I sat down at the restaurant's counter and observed the chef and owner Yokoshima san, who is the third generation owner of the restaurant, as he sliced his fish and prepared the sushi to perfection. As part of the traditional course sushi set, I was served such delights as broad velvet shrimp, Japanese ivory shell, sea bream and crab to name but a few.

The meal was thoroughly delicious and rekindled my love for this special brand of sushi that I hadn't had the pleasure of indulging in in a little while. With a full stomach it was time to move on, so I made my way back towards Toyama Station and boarded the Portram to Iwasehama Station by the waterfront in north of the city.

Toyama Station
Sitting down and observing at Mikizushi
The fish looked wonderfully fresh
Lunch is served
Taking the Portram towards the boat cruise

It was now time to take the Fugan Suijo Line, a 70-minute boat cruise that takes visitors along a canal to eventually arrive at Fugan Canal Kansui Park back in central Toyama City. Along the route, visitors are afforded nice views out to sea, and of the peaceful, tree-lined banks. Also along the way is the Nakajima Lock, a lock built in 1934 based on European technology, in which the water level is risen by around 2.5 meters. The boat cruise was a pleasant way to spend the early afternoon, offering relaxation with a bit of history thrown in for good measure.

Beautiful scenes before boarding
A relaxing way to spend the day
I spotted some impressive vessels along the way
Enjoying the journey's relaxed pace
Entering the Nakajima Lock

After putting my feet back on dry land at the picturesque Fugan Canal Kansui Park, I took a few steps to arrive at the final destination on my tour of Toyama City, the Toyama Prefectural Museum of Art and Design.
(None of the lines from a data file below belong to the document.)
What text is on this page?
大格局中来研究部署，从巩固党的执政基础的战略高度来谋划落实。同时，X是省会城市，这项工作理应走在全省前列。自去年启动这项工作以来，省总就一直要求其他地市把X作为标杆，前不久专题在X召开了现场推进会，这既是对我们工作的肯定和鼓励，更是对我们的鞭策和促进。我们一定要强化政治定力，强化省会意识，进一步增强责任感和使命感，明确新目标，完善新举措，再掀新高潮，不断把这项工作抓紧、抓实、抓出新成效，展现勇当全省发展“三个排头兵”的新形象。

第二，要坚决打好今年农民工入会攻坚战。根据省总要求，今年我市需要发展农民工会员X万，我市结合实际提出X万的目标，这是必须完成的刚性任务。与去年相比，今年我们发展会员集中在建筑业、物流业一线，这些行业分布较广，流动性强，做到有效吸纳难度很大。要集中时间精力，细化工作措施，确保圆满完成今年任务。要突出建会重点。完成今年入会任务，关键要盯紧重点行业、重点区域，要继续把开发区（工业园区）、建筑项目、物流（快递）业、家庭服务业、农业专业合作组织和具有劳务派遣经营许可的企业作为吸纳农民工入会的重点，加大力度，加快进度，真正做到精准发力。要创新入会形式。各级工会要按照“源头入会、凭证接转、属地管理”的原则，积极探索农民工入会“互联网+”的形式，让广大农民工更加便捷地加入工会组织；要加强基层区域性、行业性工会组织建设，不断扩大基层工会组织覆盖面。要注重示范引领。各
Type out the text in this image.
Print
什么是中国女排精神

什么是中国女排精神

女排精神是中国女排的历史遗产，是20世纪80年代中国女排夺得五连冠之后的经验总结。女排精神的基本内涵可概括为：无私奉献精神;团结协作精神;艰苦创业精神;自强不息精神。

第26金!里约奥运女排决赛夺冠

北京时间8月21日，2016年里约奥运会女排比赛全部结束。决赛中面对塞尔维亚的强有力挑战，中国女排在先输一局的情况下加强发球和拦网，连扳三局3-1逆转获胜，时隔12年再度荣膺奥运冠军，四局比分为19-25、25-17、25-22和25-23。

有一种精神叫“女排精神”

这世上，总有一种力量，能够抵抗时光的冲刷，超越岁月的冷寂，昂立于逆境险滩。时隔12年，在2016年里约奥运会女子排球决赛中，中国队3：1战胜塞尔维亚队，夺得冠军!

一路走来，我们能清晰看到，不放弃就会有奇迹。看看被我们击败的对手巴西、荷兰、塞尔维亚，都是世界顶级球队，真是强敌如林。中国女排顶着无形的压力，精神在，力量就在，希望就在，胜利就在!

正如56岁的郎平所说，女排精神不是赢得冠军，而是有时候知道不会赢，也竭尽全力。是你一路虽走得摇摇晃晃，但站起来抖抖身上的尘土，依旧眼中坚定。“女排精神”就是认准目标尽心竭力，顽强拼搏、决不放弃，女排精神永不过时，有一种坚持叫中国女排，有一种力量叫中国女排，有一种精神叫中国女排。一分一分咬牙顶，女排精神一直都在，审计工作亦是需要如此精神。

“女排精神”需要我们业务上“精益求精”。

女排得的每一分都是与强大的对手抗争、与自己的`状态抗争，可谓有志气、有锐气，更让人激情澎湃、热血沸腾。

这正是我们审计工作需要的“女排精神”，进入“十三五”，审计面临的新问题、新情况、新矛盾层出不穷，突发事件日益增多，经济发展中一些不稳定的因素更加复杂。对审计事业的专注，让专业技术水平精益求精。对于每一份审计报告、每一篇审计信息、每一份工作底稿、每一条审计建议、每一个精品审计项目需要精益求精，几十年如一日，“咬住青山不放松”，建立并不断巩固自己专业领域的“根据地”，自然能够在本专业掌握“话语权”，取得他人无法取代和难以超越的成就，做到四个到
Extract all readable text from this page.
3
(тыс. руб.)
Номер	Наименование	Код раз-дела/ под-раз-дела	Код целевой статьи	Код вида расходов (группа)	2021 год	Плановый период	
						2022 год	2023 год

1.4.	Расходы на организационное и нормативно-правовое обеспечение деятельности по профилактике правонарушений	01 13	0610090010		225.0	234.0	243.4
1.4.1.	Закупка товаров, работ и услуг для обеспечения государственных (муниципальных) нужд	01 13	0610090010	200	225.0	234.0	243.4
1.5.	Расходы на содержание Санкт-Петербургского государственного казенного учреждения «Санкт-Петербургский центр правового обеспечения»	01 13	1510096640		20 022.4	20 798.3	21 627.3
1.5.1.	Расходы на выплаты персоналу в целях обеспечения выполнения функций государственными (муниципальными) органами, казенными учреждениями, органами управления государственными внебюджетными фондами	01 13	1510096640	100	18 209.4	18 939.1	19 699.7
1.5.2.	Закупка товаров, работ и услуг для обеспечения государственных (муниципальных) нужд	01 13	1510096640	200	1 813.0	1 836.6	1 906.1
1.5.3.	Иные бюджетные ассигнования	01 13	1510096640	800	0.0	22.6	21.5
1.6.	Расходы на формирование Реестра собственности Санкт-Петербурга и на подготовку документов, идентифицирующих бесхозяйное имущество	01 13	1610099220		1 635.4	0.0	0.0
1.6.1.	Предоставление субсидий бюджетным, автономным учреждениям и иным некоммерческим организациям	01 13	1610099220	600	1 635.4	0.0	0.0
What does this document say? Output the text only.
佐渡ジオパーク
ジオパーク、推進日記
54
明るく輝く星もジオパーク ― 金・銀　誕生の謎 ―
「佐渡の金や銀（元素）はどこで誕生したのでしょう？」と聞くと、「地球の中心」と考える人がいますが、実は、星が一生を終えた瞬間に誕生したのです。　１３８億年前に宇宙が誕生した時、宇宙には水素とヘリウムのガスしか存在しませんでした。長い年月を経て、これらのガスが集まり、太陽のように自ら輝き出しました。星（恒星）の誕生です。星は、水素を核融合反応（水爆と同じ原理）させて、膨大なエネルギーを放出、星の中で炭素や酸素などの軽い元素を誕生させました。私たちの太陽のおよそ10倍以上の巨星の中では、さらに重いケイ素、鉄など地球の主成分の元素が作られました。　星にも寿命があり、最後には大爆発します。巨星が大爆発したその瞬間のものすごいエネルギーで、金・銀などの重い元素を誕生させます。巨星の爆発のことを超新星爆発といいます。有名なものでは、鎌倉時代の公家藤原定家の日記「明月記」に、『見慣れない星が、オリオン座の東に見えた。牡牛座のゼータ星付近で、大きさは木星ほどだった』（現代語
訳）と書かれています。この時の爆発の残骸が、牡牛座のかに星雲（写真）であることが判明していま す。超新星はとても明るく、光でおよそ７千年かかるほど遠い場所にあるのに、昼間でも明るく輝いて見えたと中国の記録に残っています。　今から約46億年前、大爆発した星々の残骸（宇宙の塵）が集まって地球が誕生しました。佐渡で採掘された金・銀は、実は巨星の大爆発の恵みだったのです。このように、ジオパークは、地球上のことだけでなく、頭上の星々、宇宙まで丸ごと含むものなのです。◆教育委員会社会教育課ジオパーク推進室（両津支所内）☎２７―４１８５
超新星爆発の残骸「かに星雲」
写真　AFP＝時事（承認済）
Opened in the summer of 2017, this modern and spacious museum bridges art and design with various spaces showcasing an impressive selection of rotating and permanent modern art.

Docked and back on dry land at Fugan Canal Kansui Park
The park is a pretty place for a stroll
Looking on from Fugan Canal Kansui Park's bridge at the art museum with the water before it

In addition, the Toyama Prefectural Museum of Art and Design also boasts interactive exhibits, including a section dedicated to chair design where visitors can try out various chairs, and the Onomatopoeia Rooftop area which boasts various fun exhibits on which kids can play while the adults take in the stunning views of the nearby city center and mountains.

Toyama Prefectural Museum of Art and Design
Inside the modern and spacious complex
Various impressive pieces of art (Atsuhiko Misawa, Animal 2017-01)
Special exhibition, "MISAWA ATSUHIKO ANIMALS IN TOYAMA" in the temporary exhibition room
Chairs and more chairs
Some of the fun-loving installations in the Onomatopoeia Rooftop area
Great views of the city and surrounding mountains

It was now time to leave and continue on to Tokyo, so I made my way to Toyama Station from where I boarded the Hokuriku Shinkansen and bade farewell to this special part of Japan. Another way to travel between Toyama and Tokyo is via Toyama Airport, which is located a few kilometers south of the city. From here there are multiple direct flights per day to Tokyo's Haneda Airport, with the airport accessible by bus from Toyama Station.